Speaking by phone, Hashagen said he'd reached San Diego in one week by way of Seatac, Lakewood, Olympia, Aberdeen, Naselle, Astoria, Seaside, Cannon Beach, Tillamook, Pacific City, Lincoln City, Newport, Florence, Brookings, Crescent City, San Francisco, Pasadena, and Oceanside. Only from Crescent City to Pasadena were he and his traveling partner forced to resort to hitchhiking and Craigslist. Price: $55. The most expensive leg was his $15 rideshare from San Francisco to Pasadena.

Hashagen's first epic transit trip, at 14, took him from Seattle to Victoria. For his senior project at Western Washington University, he produced a zine documenting the same networks that Siroky would later tackle.

"You could make it as far north as Lund, B.C., and you could make it as far south as Yachats, Ore," he said. "The rural transit agencies are awesome. It's, like, a dollar to get from Olympia to Aberdeen, which is like a 60-mile distance."

Hashagen said he's not sure how much of the trip through Central and South America they'll be able to make by local agencies. But for safety's sake, he said, they'll rely less on hitchhiking on the way through Mexico.
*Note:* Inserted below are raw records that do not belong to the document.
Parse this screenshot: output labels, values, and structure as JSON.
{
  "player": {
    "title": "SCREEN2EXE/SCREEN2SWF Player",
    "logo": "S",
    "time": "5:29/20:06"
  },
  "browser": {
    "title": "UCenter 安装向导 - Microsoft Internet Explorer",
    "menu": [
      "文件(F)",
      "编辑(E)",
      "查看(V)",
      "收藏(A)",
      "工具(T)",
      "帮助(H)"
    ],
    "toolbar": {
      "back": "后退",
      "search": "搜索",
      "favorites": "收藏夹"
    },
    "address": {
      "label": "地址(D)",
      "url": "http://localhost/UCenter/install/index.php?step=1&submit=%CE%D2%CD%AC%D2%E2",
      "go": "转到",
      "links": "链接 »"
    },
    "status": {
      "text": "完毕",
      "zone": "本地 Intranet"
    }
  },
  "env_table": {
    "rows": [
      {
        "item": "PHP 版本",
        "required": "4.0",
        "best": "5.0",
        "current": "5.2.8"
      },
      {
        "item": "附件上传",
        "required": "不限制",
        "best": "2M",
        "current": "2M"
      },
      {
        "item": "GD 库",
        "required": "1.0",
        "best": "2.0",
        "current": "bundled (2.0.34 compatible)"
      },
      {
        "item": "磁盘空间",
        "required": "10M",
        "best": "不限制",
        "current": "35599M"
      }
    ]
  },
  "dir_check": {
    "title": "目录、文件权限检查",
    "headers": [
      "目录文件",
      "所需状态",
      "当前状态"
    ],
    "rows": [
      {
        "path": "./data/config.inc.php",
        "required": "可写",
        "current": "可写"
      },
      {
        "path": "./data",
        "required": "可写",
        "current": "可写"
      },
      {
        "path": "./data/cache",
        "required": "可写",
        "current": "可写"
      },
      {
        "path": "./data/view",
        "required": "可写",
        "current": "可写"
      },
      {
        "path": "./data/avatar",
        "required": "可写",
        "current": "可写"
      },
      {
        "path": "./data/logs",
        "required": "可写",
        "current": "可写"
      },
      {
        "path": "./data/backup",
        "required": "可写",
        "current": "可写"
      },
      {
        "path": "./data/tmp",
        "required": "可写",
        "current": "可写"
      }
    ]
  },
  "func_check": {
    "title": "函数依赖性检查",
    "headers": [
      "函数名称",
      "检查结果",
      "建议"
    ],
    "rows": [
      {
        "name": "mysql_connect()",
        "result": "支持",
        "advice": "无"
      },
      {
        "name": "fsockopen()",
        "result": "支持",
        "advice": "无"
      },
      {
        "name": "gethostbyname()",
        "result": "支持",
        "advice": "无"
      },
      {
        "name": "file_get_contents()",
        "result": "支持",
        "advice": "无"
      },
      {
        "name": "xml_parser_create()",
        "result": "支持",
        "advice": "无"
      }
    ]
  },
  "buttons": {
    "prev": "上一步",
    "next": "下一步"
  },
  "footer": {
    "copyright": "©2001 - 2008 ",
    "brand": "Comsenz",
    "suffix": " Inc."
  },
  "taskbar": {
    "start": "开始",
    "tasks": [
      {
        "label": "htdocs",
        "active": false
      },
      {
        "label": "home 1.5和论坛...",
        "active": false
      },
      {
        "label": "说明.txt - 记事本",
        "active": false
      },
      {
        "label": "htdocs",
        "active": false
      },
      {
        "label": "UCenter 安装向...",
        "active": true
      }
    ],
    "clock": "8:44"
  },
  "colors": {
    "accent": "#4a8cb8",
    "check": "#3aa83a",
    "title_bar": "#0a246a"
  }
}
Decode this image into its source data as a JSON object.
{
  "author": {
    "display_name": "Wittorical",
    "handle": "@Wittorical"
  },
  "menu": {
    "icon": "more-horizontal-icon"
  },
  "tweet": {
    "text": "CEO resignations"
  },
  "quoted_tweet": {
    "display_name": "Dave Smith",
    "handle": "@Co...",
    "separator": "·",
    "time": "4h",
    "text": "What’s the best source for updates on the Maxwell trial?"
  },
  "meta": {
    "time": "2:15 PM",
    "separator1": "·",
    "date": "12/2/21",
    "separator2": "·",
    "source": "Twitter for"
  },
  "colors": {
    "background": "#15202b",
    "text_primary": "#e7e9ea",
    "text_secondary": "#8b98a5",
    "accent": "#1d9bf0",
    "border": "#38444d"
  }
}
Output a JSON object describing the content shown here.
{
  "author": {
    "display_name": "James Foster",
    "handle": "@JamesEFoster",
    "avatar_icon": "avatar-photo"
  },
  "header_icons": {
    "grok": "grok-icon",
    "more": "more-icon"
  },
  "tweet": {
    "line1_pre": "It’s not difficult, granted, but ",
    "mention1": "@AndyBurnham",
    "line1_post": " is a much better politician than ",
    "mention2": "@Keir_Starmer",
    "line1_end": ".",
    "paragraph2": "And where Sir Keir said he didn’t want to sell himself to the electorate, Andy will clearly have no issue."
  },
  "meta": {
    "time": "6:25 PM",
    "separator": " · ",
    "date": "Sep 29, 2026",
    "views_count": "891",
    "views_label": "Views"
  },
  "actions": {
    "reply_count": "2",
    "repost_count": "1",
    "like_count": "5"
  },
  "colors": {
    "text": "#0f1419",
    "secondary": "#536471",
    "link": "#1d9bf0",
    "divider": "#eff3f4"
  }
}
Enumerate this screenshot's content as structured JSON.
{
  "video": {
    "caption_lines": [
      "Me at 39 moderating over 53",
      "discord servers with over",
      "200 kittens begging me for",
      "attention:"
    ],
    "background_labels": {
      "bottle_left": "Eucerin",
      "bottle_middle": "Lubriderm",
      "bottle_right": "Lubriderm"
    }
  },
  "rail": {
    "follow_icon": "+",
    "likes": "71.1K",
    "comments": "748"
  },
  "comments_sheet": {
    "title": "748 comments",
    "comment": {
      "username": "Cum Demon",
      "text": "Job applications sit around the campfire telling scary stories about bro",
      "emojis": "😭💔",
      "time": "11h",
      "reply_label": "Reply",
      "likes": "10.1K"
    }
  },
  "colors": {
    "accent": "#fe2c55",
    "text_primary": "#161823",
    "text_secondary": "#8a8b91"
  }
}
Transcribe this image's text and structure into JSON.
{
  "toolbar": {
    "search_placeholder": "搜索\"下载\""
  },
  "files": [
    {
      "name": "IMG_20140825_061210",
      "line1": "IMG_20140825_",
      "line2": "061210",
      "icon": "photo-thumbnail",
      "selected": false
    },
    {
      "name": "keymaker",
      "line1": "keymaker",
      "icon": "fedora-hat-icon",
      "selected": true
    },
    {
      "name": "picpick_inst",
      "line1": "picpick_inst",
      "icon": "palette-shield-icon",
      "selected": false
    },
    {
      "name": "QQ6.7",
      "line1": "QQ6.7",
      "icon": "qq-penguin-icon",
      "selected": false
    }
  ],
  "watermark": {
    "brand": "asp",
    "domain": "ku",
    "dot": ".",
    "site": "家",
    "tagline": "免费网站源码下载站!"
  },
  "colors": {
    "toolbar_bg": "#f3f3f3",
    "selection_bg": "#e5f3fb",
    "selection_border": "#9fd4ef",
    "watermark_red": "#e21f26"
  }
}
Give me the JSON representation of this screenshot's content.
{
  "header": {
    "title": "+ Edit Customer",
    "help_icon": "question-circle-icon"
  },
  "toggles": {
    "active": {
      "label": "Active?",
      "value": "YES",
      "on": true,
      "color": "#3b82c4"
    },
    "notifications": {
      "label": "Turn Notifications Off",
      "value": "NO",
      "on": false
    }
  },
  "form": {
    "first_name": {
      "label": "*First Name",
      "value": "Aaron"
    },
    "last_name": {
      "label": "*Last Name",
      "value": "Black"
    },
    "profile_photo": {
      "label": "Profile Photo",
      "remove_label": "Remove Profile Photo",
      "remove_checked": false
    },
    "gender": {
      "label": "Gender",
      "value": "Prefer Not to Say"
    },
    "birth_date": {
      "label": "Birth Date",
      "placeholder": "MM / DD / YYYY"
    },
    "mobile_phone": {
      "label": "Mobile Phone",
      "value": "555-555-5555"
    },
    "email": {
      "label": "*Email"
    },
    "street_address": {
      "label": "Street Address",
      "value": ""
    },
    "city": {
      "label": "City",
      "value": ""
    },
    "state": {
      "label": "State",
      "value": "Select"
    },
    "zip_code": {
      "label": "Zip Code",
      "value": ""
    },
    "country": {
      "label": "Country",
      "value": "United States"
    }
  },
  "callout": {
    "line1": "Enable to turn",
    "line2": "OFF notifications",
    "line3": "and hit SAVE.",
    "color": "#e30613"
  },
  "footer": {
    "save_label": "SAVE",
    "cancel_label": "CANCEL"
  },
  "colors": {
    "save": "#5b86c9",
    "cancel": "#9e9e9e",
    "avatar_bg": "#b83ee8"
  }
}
And they'll be microblogging all the way down on the web site of Active Right of Way, a Portland-area transportation group's web site. (He was writing from Zacatepec, Mexico, on Nov. 1.)

Whatever Hashagen finds, it'll be a transit epic Siroky, now a transportation model forcaster for PTV America, doesn't expect to follow.

Despite his years of work on the idea and the constant stream of emails he gets about it, Siroky's more interested in planning trips than actually taking them.

"I've only done the Portland-to-Seattle," Siroky said. "After that, I pretty much had a job."